Faunal turnover of marine tetrapods during the Jurassic–Cretaceous transition
Authors:
1. Roger B. J. Benson (a)
2. Patrick S. Druckenmiller (b)
Affiliations:
a. Department of Earth Sciences, University of Oxford, Oxford, U.K.
b. Department of Geology and Geophysics, University of Alaska Museum, University of Alaska Fairbanks, Fairbanks, Alaska 99775, U.S.A.
Abstract:
Marine and terrestrial animals show a mosaic of lineage extinctions and diversifications during the Jurassic–Cretaceous transition. However, despite its potential importance in shaping animal evolution, few palaeontological studies have focussed on this interval and the possible climate and biotic drivers of its faunal turnover. In consequence evolutionary patterns in most groups are poorly understood. We use a new, large morphological dataset to examine patterns of lineage diversity and disparity (variety of form) in the marine tetrapod clade Plesiosauria, and compare these patterns with those of other organisms. Although seven plesiosaurian lineages have been hypothesised as crossing the Jurassic–Cretaceous boundary, our most parsimonious topology suggests the number was only three. The robust recovery of a novel group including most Cretaceous plesiosauroids (Xenopsaria, new clade) is instrumental in this result.
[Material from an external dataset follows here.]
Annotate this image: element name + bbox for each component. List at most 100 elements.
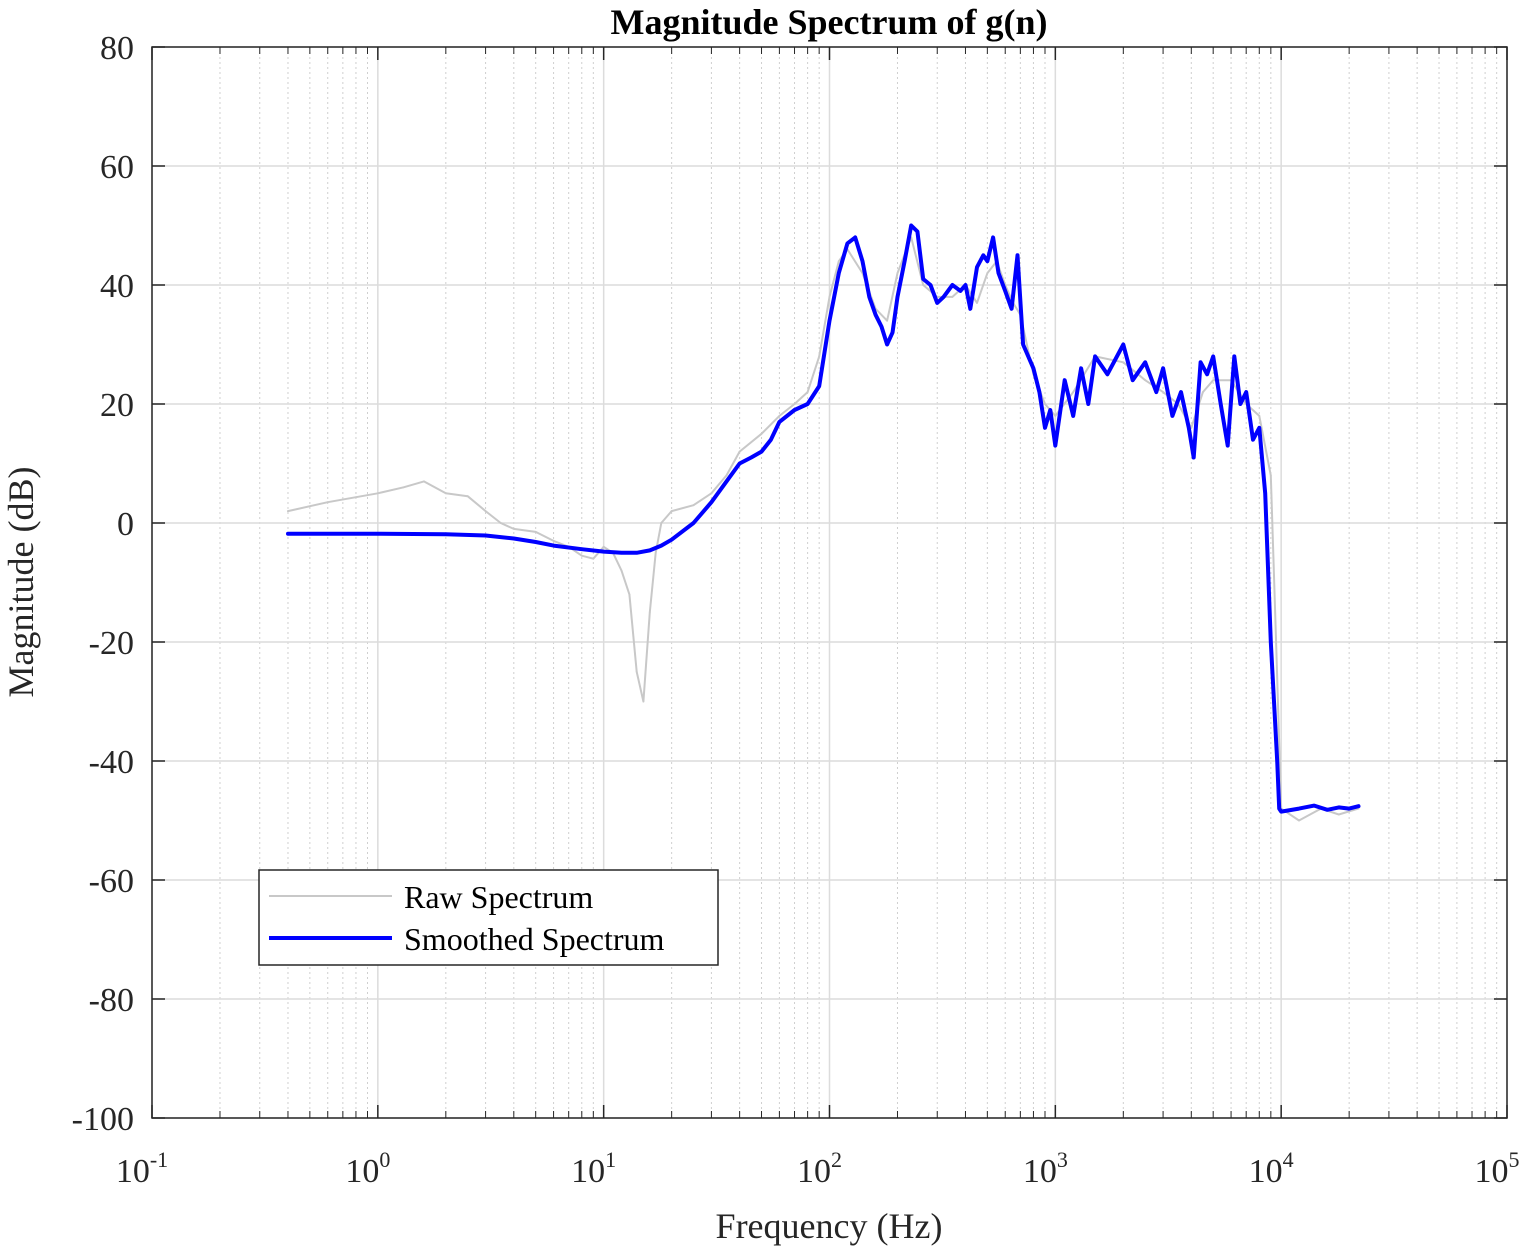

Substantial plesiosaurian turnover occurred during the Jurassic–Cretaceous boundary interval, including the loss of substantial pliosaurid, and cryptoclidid diversity and disparity, followed by the radiation of Xenopsaria during the Early Cretaceous. Possible physical drivers of this turnover include climatic fluctuations that influenced oceanic productivity and diversity: Late Jurassic climates were characterised by widespread global monsoonal conditions and increased nutrient flux into the opening Atlantic-Tethys, resulting in eutrophication and a highly productive, but taxonomically depauperate, plankton. Latest Jurassic and Early Cretaceous climates were more arid, resulting in oligotrophic ocean conditions and high taxonomic diversity of radiolarians, calcareous nannoplankton and possibly ammonoids. However, the observation of discordant extinction patterns in other marine tetrapod groups such as ichthyosaurs and marine crocodylomorphs suggests that clade-specific factors may have been more important than overarching extrinsic drivers of faunal turnover during the Jurassic–Cretaceous boundary interval.
I am taking it that this is to early of an event for "The Mosasaurs Ate them" to be viable? I sort of took it to be that the anoxia events allowed previously marginal groups (T-Rex - Mosasaurs) to move into the whole left vacant by regional extinctions, and once they got their foothold in the "large" category, they outcompeted them.